Patience continues to be the area I struggle with the most. I am pushing  myself to overcome it, because I will admit sometimes it keeps me from enjoying the moment of life I am in at that time. Lately, a few things tend to get me antsy, my job and my relationship. In both areas I am running this race of where I think in my head I should be with both. My relationship has had some challenges, quite a number of them to be honest and that would most certainly lead us into another blog entry.  I believe that we should just move beyond the issues (overnight) and get going to the next phase. However, I believe everything happens for a reason and because I trust God I trust that everything will be okay and happen as it should, when it should. Of course I can say that last part faster than it takes to manifest. It is a process that is actually teaching me a lot about myself, for one slowing down and really getting to know a person for all that they are and getting to know myself.  I am amazed at what I did not consider in relationships previously! Number 1 lesson in patience is growth. 

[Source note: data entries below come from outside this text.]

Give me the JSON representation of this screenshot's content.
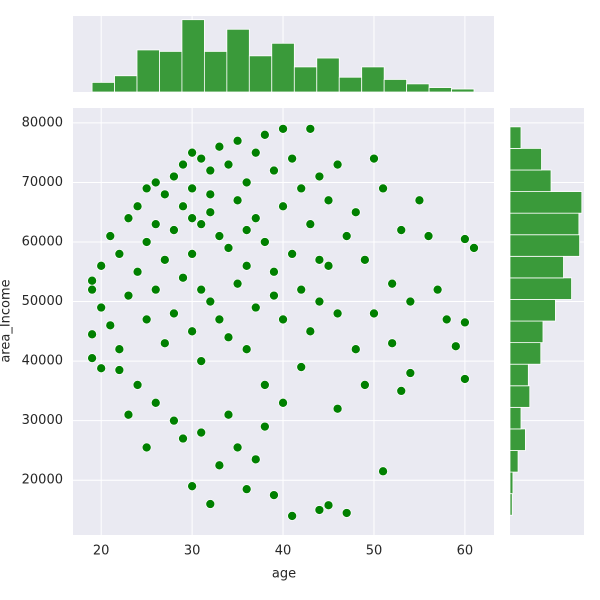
{
  "chart_data": {
    "type": "scatter",
    "x_label": "age",
    "y_label": "area_Income",
    "color": "green",
    "grid": true,
    "xlim": [
      16.9,
      63.2
    ],
    "ylim": [
      10800,
      82500
    ],
    "xticks": [
      20,
      30,
      40,
      50,
      60
    ],
    "yticks": [
      20000,
      30000,
      40000,
      50000,
      60000,
      70000,
      80000
    ],
    "x": [
      19,
      19,
      19,
      19,
      20,
      20,
      20,
      21,
      21,
      22,
      22,
      22,
      23,
      23,
      23,
      24,
      24,
      24,
      25,
      25,
      25,
      25,
      26,
      26,
      26,
      26,
      27,
      27,
      27,
      28,
      28,
      28,
      28,
      29,
      29,
      29,
      29,
      30,
      30,
      30,
      30,
      30,
      31,
      31,
      31,
      31,
      31,
      32,
      32,
      32,
      32,
      33,
      33,
      33,
      33,
      34,
      34,
      34,
      34,
      35,
      35,
      35,
      35,
      36,
      36,
      36,
      36,
      37,
      37,
      37,
      37,
      38,
      38,
      38,
      38,
      39,
      39,
      39,
      40,
      40,
      40,
      40,
      41,
      41,
      41,
      42,
      42,
      42,
      43,
      43,
      43,
      44,
      44,
      44,
      45,
      45,
      45,
      46,
      46,
      46,
      47,
      47,
      48,
      48,
      49,
      49,
      50,
      50,
      51,
      51,
      52,
      52,
      53,
      53,
      54,
      54,
      55,
      56,
      57,
      58,
      59,
      60,
      60,
      60,
      61,
      32,
      36,
      39,
      30,
      44
    ],
    "y": [
      52000,
      44500,
      40500,
      53500,
      38800,
      56000,
      49000,
      61000,
      46000,
      58000,
      42000,
      38500,
      64000,
      51000,
      31000,
      66000,
      55000,
      36000,
      69000,
      60000,
      47000,
      25500,
      70000,
      63000,
      52000,
      33000,
      68000,
      57000,
      43000,
      71000,
      62000,
      48000,
      30000,
      73000,
      66000,
      54000,
      27000,
      75000,
      69000,
      58000,
      45000,
      19000,
      74000,
      63000,
      52000,
      40000,
      28000,
      72000,
      65000,
      50000,
      16000,
      76000,
      61000,
      47000,
      22500,
      73000,
      59000,
      44000,
      31000,
      77000,
      67000,
      53000,
      25500,
      70000,
      56000,
      42000,
      18500,
      75000,
      64000,
      49000,
      23500,
      78000,
      60000,
      36000,
      29000,
      72000,
      55000,
      17500,
      79000,
      66000,
      47000,
      33000,
      74000,
      58000,
      14000,
      69000,
      52000,
      39000,
      79000,
      63000,
      45000,
      71000,
      50000,
      15000,
      67000,
      56000,
      15800,
      73000,
      48000,
      32000,
      61000,
      14500,
      65000,
      42000,
      57000,
      36000,
      74000,
      48000,
      69000,
      21500,
      53000,
      43000,
      62000,
      35000,
      50000,
      38000,
      67000,
      61000,
      52000,
      47000,
      42500,
      60500,
      46500,
      37000,
      59000,
      68000,
      62000,
      51000,
      64000,
      57000
    ],
    "hist_color": "#3a9a3a",
    "marginal_x": {
      "bins": [
        19,
        21.47,
        23.94,
        26.41,
        28.88,
        31.35,
        33.82,
        36.29,
        38.76,
        41.24,
        43.71,
        46.18,
        48.65,
        51.12,
        53.59,
        56.06,
        58.53,
        61
      ],
      "counts": [
        13,
        22,
        57,
        55,
        98,
        55,
        85,
        49,
        66,
        34,
        46,
        20,
        34,
        17,
        11,
        6,
        4
      ],
      "lim": [
        0,
        103
      ]
    },
    "marginal_y": {
      "bins": [
        14120,
        17743,
        21366,
        24989,
        28612,
        32235,
        35858,
        39481,
        43104,
        46727,
        50350,
        53973,
        57596,
        61219,
        64842,
        68465,
        72088,
        75711,
        79334
      ],
      "counts": [
        3,
        4,
        11,
        21,
        15,
        27,
        25,
        42,
        45,
        62,
        84,
        73,
        95,
        94,
        98,
        56,
        43,
        15
      ],
      "lim": [
        0,
        101
      ]
    }
  }
}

Coming in for a close tie is my job, I have been blessed with a job that brought me back to the area I believe I belong in after 10 months of unemployment. Initially, I was going to embark on a new adventure and get things done in an effort to propel me forward, only several things happened, I didn’t think it totally through, I did not address the doubt I was having about the move. Once I had made the move everything changed and it was more than I could handle, even the ever-changing easily bored Sagittarius in me was on a roller coaster ride I was desperate to get off of. So what happened I wanted instant fix, I didn’t want to go back to what was going on before but I wanted some things to come back and again it took 10 months for it all to come together and in the end I have to say the things I set out to change and learn about myself still happened and although it was the most stressful, emotional, uphill battle of my 32 years of life I can honestly say it was well worth it. To see how far I have come, it has taken my struggle of patience up a notch, I have learned the value of “waiting”, a little bit. It won’t happen overnight but I refuse to believe I am incapable of being patient especially when I know that by being patient I am also exercising my faith. I read somewhere that Faith is daring the soul to look beyond what the eye can see. When I think about it, because I have a personal relationship with God I know that is one thing he asks of us to trust him and have Faith, not knowing what is ahead but knowing that it will all be worth it in the end.
So I know I am not alone on this plight to live the best possible life we can live, but what we must do is remain in the moment and know that with Faith and Patience everything we seek to have in life, will be given to us, when the time is right.